Also available on: Nintendo Wii, PlayStation 3
Developer: Ubisoft Paris
Genre: Rhythm action
Just Dance 3 is the first game in the series to go multiplatform and is exactly the sort of title Microsoft and Sony were dreaming about when they jumped on board the motion control movement. The franchise has sold millions on the Wii, spending week upon week at the top of Nintendo's chart during the first half of 2011. Having already seen what Dance Central 2 can do with the Kinect sensor, it's now time to see whether Just Dance 3 can match the Harmonix hit move for move.
It's pretty clear as soon as the dancing begins that Just Dance 3 is less bothered about providing an actual dancing simulation than it is with offering a full-blown party experience. This is the John Sergeant of the virtual dancing genre (or Chaz Bono for US fans). Its timing is way off, the moves are all wrong, but it's fabulously funny, enormously entertaining and hugely popular.
For starters, the scoring system is incredibly generous. The game rewards players for attempts and near-misses and rarely punishes mistakes. Take the standard sideways hand-clap, for example. In Dance Central 2 this can actually be a tricky move to pull off. It's not difficult to see what to do, but ensuring that all required body parts are in sync and that the timing is right does require practice. Just Dance 3, on the other hand, awards points on the basis that players are moving in any particular direction and clapping at roughly the correct time.

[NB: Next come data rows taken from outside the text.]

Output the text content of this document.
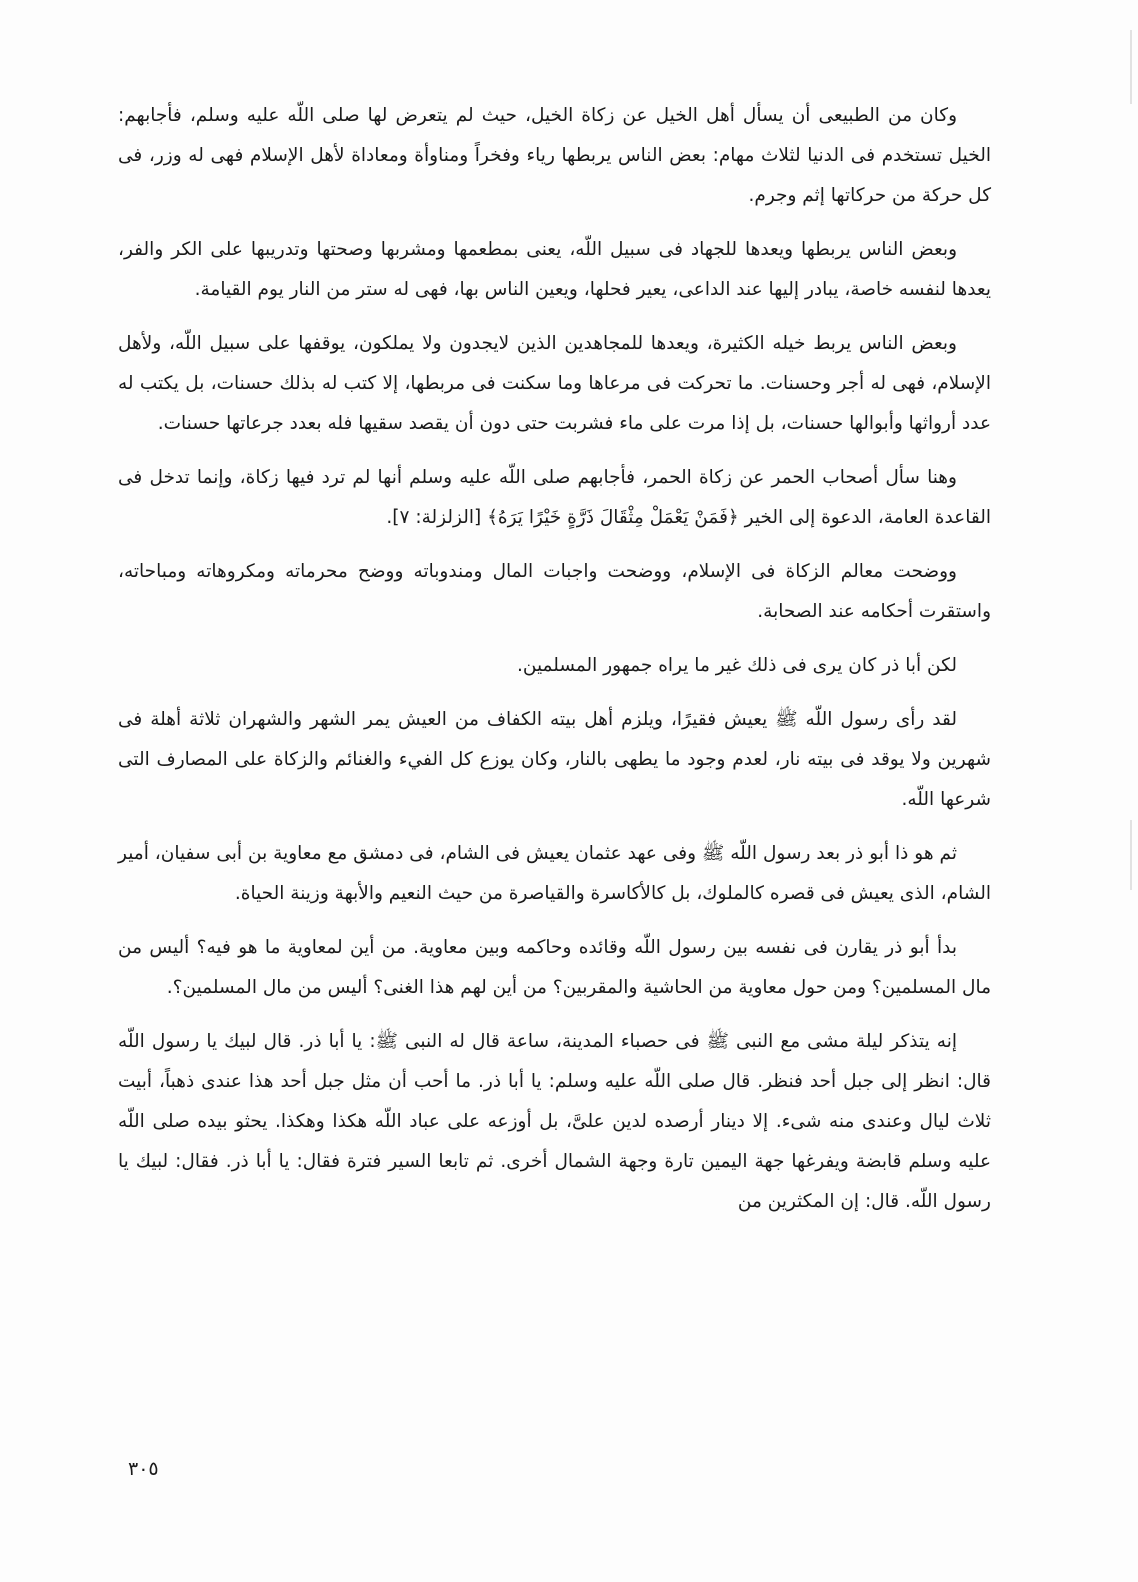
وكان من الطبيعى أن يسأل أهل الخيل عن زكاة الخيل، حيث لم يتعرض لها صلى اللّه عليه وسلم، فأجابهم: الخيل تستخدم فى الدنيا لثلاث مهام: بعض الناس يربطها رياء وفخراً ومناوأة ومعاداة لأهل الإسلام فهى له وزر، فى كل حركة من حركاتها إثم وجرم.

وبعض الناس يربطها ويعدها للجهاد فى سبيل اللّه، يعنى بمطعمها ومشربها وصحتها وتدريبها على الكر والفر، يعدها لنفسه خاصة، يبادر إليها عند الداعى، يعير فحلها، ويعين الناس بها، فهى له ستر من النار يوم القيامة.

وبعض الناس يربط خيله الكثيرة، ويعدها للمجاهدين الذين لايجدون ولا يملكون، يوقفها على سبيل اللّه، ولأهل الإسلام، فهى له أجر وحسنات. ما تحركت فى مرعاها وما سكنت فى مربطها، إلا كتب له بذلك حسنات، بل يكتب له عدد أرواثها وأبوالها حسنات، بل إذا مرت على ماء فشربت حتى دون أن يقصد سقيها فله بعدد جرعاتها حسنات.

وهنا سأل أصحاب الحمر عن زكاة الحمر، فأجابهم صلى اللّه عليه وسلم أنها لم ترد فيها زكاة، وإنما تدخل فى القاعدة العامة، الدعوة إلى الخير ﴿فَمَنْ يَعْمَلْ مِثْقَالَ ذَرَّةٍ خَيْرًا يَرَهُ﴾ [الزلزلة: ٧].

ووضحت معالم الزكاة فى الإسلام، ووضحت واجبات المال ومندوباته ووضح محرماته ومكروهاته ومباحاته، واستقرت أحكامه عند الصحابة.

لكن أبا ذر كان يرى فى ذلك غير ما يراه جمهور المسلمين.

لقد رأى رسول اللّه ﷺ يعيش فقيرًا، ويلزم أهل بيته الكفاف من العيش يمر الشهر والشهران ثلاثة أهلة فى شهرين ولا يوقد فى بيته نار، لعدم وجود ما يطهى بالنار، وكان يوزع كل الفيء والغنائم والزكاة على المصارف التى شرعها اللّه.

ثم هو ذا أبو ذر بعد رسول اللّه ﷺ وفى عهد عثمان يعيش فى الشام، فى دمشق مع معاوية بن أبى سفيان، أمير الشام، الذى يعيش فى قصره كالملوك، بل كالأكاسرة والقياصرة من حيث النعيم والأبهة وزينة الحياة.

بدأ أبو ذر يقارن فى نفسه بين رسول اللّه وقائده وحاكمه وبين معاوية. من أين لمعاوية ما هو فيه؟ أليس من مال المسلمين؟ ومن حول معاوية من الحاشية والمقربين؟ من أين لهم هذا الغنى؟ أليس من مال المسلمين؟.

إنه يتذكر ليلة مشى مع النبى ﷺ فى حصباء المدينة، ساعة قال له النبى ﷺ: يا أبا ذر. قال لبيك يا رسول اللّه قال: انظر إلى جبل أحد فنظر. قال صلى اللّه عليه وسلم: يا أبا ذر. ما أحب أن مثل جبل أحد هذا عندى ذهباً، أبيت ثلاث ليال وعندى منه شىء. إلا دينار أرصده لدين علىَّ، بل أوزعه على عباد اللّه هكذا وهكذا. يحثو بيده صلى اللّه عليه وسلم قابضة ويفرغها جهة اليمين تارة وجهة الشمال أخرى. ثم تابعا السير فترة فقال: يا أبا ذر. فقال: لبيك يا رسول اللّه. قال: إن المكثرين من

٣٠٥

If this was an instrument-based rhythm action game like Guitar Hero, the lack of timing would be a massive issue, as mistimed strums or beats would sound terrible. In a dancing game such as this, however, we much prefer the approximation. Instead of stiffly copying dance moves and routines, players are encouraged to loosen up and have fun, which is fine by us.
Of course, harder difficulties naturally provide a much greater challenge, requiring players to more accurately mimic what is happening on screen. Players are awarded a grade for each move, ranging from bad to perfect, all the while earning stars to unlock new dances and playlists. It's not the deepest single-player offering, but the plentiful supply of unlockable content does provide an incentive to keep playing.
The presentation, meanwhile, is lively, loud and attractive, featuring the same neon-based on-screen avatars as past games, who, oddly enough, appear to have more personality than any of the irritating characters from Dance Central 2. Each song features a different character, from the TV-headed dancer in 'Video Killed The Radio Star' to the sweat band-sporting '80s girl featured in The Pointer Sisters' hit 'I'm So Excited'.
And speaking of songs, the soundtrack is choc-full full of sing-along tracks from every genre imaginable. Rock, pop, R&B, dance, trance, hip-hop and rave are all there, not to mention a little reggae and funk for the smoother movers among you. We had a blast doing the robot to Daft Punk's classic 'Da Funk' before moving on to the '80s aerobic routine in Banarama's 'Venus'.
Songs such as Kiss hit 'I Was Made For Loving You' also feature multiplayer dance routines, enabling up to four players (depending on the song) to play as one of the on-screen avatars. Choose the singer, for example, and you'll be on your knees clenching fists, while the guitarist is hopping across the screen, playing air guitar like AC/DC's Angus Young. It's a genuinely funny and at times deeply embarrassing multiplayer experience, and we loved every minute of it.
Xbox 360 owners can also use the Kinect camera to record their very own David Brent-inspired routines. The footage taken from recordings looks fantastic, but can be tricky to replicate during playback, and even harder to conquer when dancing to guest's routines. It's a novel way to use the camera, however, and will hopefully be fleshed out in future instalments.
Just Dance 3 isn't as polished as Dance Central 2 and it doesn't have the heritage and history that comes with Michael Jackson: The Experience, but that doesn't mean it's not just as much fun. It may not be brimming with game modes and it probably won't improve your dancing skills, but Just Dance 3 does guarantee a good time, especially with friends and family.